Info: In meiner Freizeit schlage ich mir mit einem Sherlock-Rollenspiel auf Twitter die Nächte um die Ohren. Meiner Feder entstammen dabei eine Molly Hooper sowie ein Charles Augustus Milverton.
Da ich für beide Charaktere hin und wieder längere Texte veröffentliche, dachte ich, ich teile diese einfach mal in dieser Kategorie mit anderen außerhalb der Twitter-Rollenspielwelt. ^^
The Roebuck. Great Dover Street. London. The event: Bang Said The Gun. A so called stand up poetry and comedy event, which took place every Thursday.
Absolem was basically part of the fixtures. He came every week. And “Bang Said The Gun” wasn’t the only event on his list. Tongue Fu, Chill Pill, A Spoonful of Poison, Girlfriend in a Comma where only one of the many poetry and open mic events in which he participated. Waiter by day, writer and wordsmith by night.
Everyone knew him and everyone knew his weakness. Money had always been tight, and no one really knows how a waiter could afford a flat on Wardour Street. One or two /close friends/ mentioned gambling once, but also a rich uncle who passed his whole wealth (plus the flat) on to Absolem.
Absolem was a quiet man and usually talked in short and sometimes rather rude sentences. On the stage, he was a completely different person. Spending his money all for himself didn’t help him to find friends or a partner, and only his fans were crestfallen when he didn’t show up at his usual events for over a month. But no one came to look for him. As eccentric as he was Absolem never opened his door when someone unannounced rang the doorbell. He didn’t answer his phone either. Sometimes he just vanished from the surface of the earth for a few days or even weeks. No one cared. And no one came to look after him.
Joshua Tenniel had been her neighbour for about four years. She didn’t meet him often, they didn’t talk much but when she met him he always offered to carry her bags and helped her with the shopping or repared something in her flat. He was strange but not in a creepy way. He loved poetry and literature and attended such modern events where everyone can present his work on a stage.
Claire Meyers got suspicious after about a month. She noticed bugs on Mr Tenniel’s doorstep, and this house wasn’t a dosshouse, oh no! It was a decent house with decent people. Claire called the house owner, barely able to keep it together. What if the bugs are crawling down the stairs and into her flat? She shuddered. No. This wasn’t going to happen. Never.
The houseowner arrived and together they opened the door to the flat. Oh, she will never forget what she saw there in the bedroom. And the smell! It took her breath away. And the bugs. All over the floor, on the walls, on the windows. Some dead, some still alive and crawling. Crawling, buzzing and humming. An awful sound.
And then the /thing/ she saw on the bed. Mr Tenniel. At least she thought it was Mr Tenniel. Who else would lie on his bed? Later, Claire Meyers loved to tell the story of her corpse discovery while having tea at five with the other ladies. Oh how she loved to make them shiver and grimace. Oh how she loved to be called “Braveclaire”.

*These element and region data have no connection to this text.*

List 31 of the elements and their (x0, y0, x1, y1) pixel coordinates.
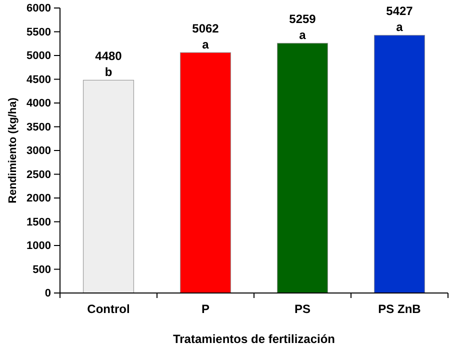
annotation: a (202, 38, 210, 52)
bar (276, 42, 328, 294)
annotation: a (396, 20, 404, 34)
y-tick-label: 1500 (26, 216, 51, 228)
y-tick-label: 2500 (26, 168, 51, 181)
x-axis-title: Tratamientos de fertilización (172, 332, 336, 346)
data-label: 5427 (386, 4, 414, 18)
y-tick-label: 500 (32, 264, 51, 276)
y-tick-label: 1000 (26, 240, 51, 252)
y-tick-label: 4000 (26, 98, 51, 110)
y-tick-label: 0 (44, 288, 51, 300)
x-tick-label: P (201, 302, 210, 316)
y-tick-label: 3500 (26, 121, 51, 134)
y-tick-label: 5000 (26, 50, 51, 62)
y-axis-title: Rendimiento (kg/ha) (7, 97, 19, 204)
data-label: 5062 (192, 22, 220, 36)
x-tick-label: Control (87, 302, 130, 316)
y-tick-label: 5500 (26, 26, 51, 38)
data-label: 4480 (95, 49, 122, 64)
x-tick-label: PS (294, 302, 311, 316)
data-label: 5259 (289, 12, 316, 26)
bar (82, 80, 134, 294)
bar (180, 52, 232, 294)
bar (374, 34, 426, 294)
x-tick-label: PS ZnB (378, 302, 422, 316)
annotation: a (299, 28, 306, 42)
y-tick-label: 6000 (26, 2, 51, 15)
y-tick-label: 3000 (26, 145, 51, 158)
annotation: b (104, 65, 112, 80)
y-tick-label: 4500 (26, 74, 51, 86)
y-tick-label: 2000 (26, 192, 51, 205)
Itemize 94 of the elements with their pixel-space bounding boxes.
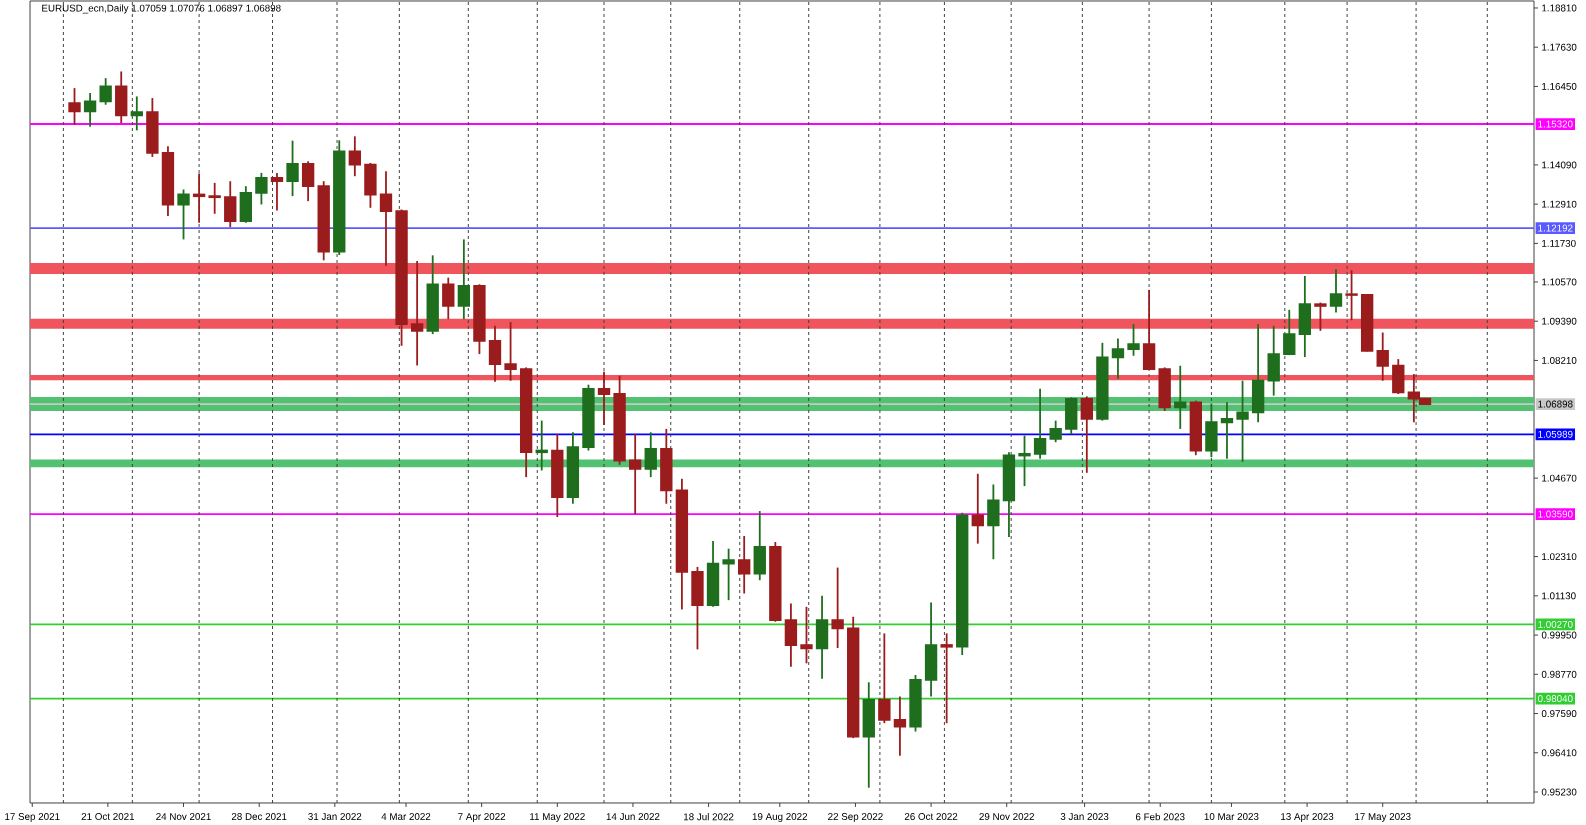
y-tick-label: 1.18810 (1542, 4, 1577, 12)
candlestick (83, 92, 97, 128)
x-tick-label: 19 Aug 2022 (752, 813, 808, 822)
y-tick-label: 1.17630 (1542, 43, 1577, 51)
y-tick-label: 0.98770 (1541, 670, 1577, 678)
candlestick (784, 602, 798, 668)
candlestick (1298, 275, 1312, 358)
ref-line-label: 1.03590 (1538, 510, 1573, 518)
ref-line-label: 1.15320 (1538, 120, 1573, 128)
candlestick (566, 431, 580, 505)
y-tick-label: 1.04670 (1542, 474, 1577, 482)
x-tick-label: 6 Feb 2023 (1135, 813, 1185, 821)
candlestick (738, 535, 751, 595)
candlestick (1345, 269, 1358, 322)
candlestick (675, 477, 689, 611)
candlestick (255, 171, 268, 206)
y-tick-label: 0.96410 (1541, 749, 1577, 757)
candlestick (722, 547, 735, 602)
candlestick (924, 601, 938, 698)
y-tick-label: 1.02310 (1542, 553, 1577, 561)
candlestick (831, 566, 844, 649)
candlestick (488, 324, 502, 383)
x-tick-label: 28 Dec 2021 (231, 813, 287, 820)
y-tick-label: 1.01130 (1542, 592, 1576, 600)
candlestick (208, 181, 221, 215)
candlestick (1111, 337, 1125, 380)
candlestick (301, 160, 315, 203)
y-tick-label: 1.10570 (1542, 278, 1577, 286)
candlestick (442, 276, 455, 321)
x-tick-label: 31 Jan 2022 (308, 813, 362, 820)
candlestick (348, 135, 362, 178)
x-tick-label: 4 Mar 2022 (381, 813, 431, 820)
candlestick (519, 366, 533, 479)
candlestick (1018, 434, 1031, 488)
candlestick (644, 431, 657, 479)
candlestick (987, 483, 1000, 561)
x-tick-label: 26 Oct 2022 (904, 813, 958, 820)
x-tick-label: 13 Apr 2023 (1281, 813, 1334, 822)
ref-line-label: 0.98040 (1537, 695, 1573, 703)
y-tick-label: 0.95230 (1541, 788, 1577, 796)
x-tick-label: 17 May 2023 (1355, 813, 1411, 822)
y-tick-label: 1.11730 (1542, 239, 1576, 247)
x-tick-label: 18 Jul 2022 (684, 813, 734, 821)
candlestick (1080, 395, 1093, 474)
y-tick-label: 1.16450 (1542, 82, 1577, 90)
x-tick-label: 24 Nov 2021 (156, 813, 211, 820)
candlestick (1002, 451, 1016, 538)
candlestick (1267, 324, 1280, 397)
x-tick-label: 7 Apr 2022 (458, 813, 506, 822)
y-tick-label: 0.97590 (1541, 710, 1577, 718)
x-tick-label: 22 Sep 2022 (828, 813, 883, 822)
ref-line-label: 1.06898 (1538, 400, 1573, 408)
candlestick (224, 180, 237, 228)
x-tick-label: 29 Nov 2022 (979, 813, 1034, 820)
candlestick (1236, 379, 1249, 463)
x-tick-label: 14 Jun 2022 (606, 813, 660, 820)
y-tick-label: 0.99950 (1541, 631, 1577, 639)
candlestick (971, 472, 984, 545)
candlestick (862, 681, 875, 789)
ref-line-label: 1.05989 (1538, 430, 1573, 438)
candlestick (597, 370, 611, 426)
y-tick-label: 1.08210 (1542, 356, 1577, 364)
x-tick-label: 17 Sep 2021 (5, 813, 60, 822)
x-tick-label: 3 Jan 2023 (1060, 813, 1109, 820)
candlestick (660, 428, 673, 505)
ref-line-label: 1.00270 (1538, 620, 1573, 628)
x-tick-label: 21 Oct 2021 (81, 813, 135, 820)
candlestick (410, 260, 424, 367)
candlestick (753, 510, 766, 582)
candlestick (270, 171, 284, 212)
candlestick (130, 95, 143, 132)
x-tick-label: 11 May 2022 (530, 813, 585, 822)
candlestick (1174, 364, 1187, 430)
ref-line-label: 1.12192 (1538, 224, 1573, 232)
y-tick-label: 1.09390 (1542, 317, 1577, 325)
candlestick (551, 433, 564, 518)
candlestick (99, 77, 112, 106)
candlestick (628, 433, 642, 515)
candlestick (457, 238, 471, 321)
candlestick (1251, 323, 1265, 424)
chart-title: EURUSD_ecn,Daily 1.07059 1.07076 1.06897 1.06898 (42, 4, 281, 14)
candlestick (115, 70, 128, 124)
x-tick-label: 10 Mar 2023 (1204, 813, 1259, 820)
candlestick (893, 695, 907, 757)
candlestick (1205, 402, 1218, 459)
candlestick (940, 632, 953, 725)
candlestick (1329, 268, 1343, 314)
candlestick (161, 145, 175, 218)
candlestick (379, 170, 393, 267)
candlestick (815, 594, 829, 680)
candlestick (1376, 331, 1389, 382)
y-tick-label: 1.12910 (1542, 200, 1577, 208)
y-tick-label: 1.14090 (1542, 161, 1577, 169)
candlestick (1220, 401, 1234, 460)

The dead body of Joshua Tenniel was spread on the bed, fully clothed, arms and legs tied to the bedposts. His shirt had been ripped apart, buttons where scattered all over the covers. His chest was opened, but only a bit, to place the foot of the hookah inside and prevent it from falling down. The small tube didn’t went into his mouth, no. It went straight into the hole of the gunshot wound on his right temple. His mouth was sewed together with a chunky blue-ish thread. Claire still felt slightly sick when she thought about the poor Mr Tenniel.
They called the police, of course they did. Scotland Yard took care about the whole affair, recorded her testimony and sealed the flat. But Claire kept her eyes and ears open, curious how this whole thing will turn out.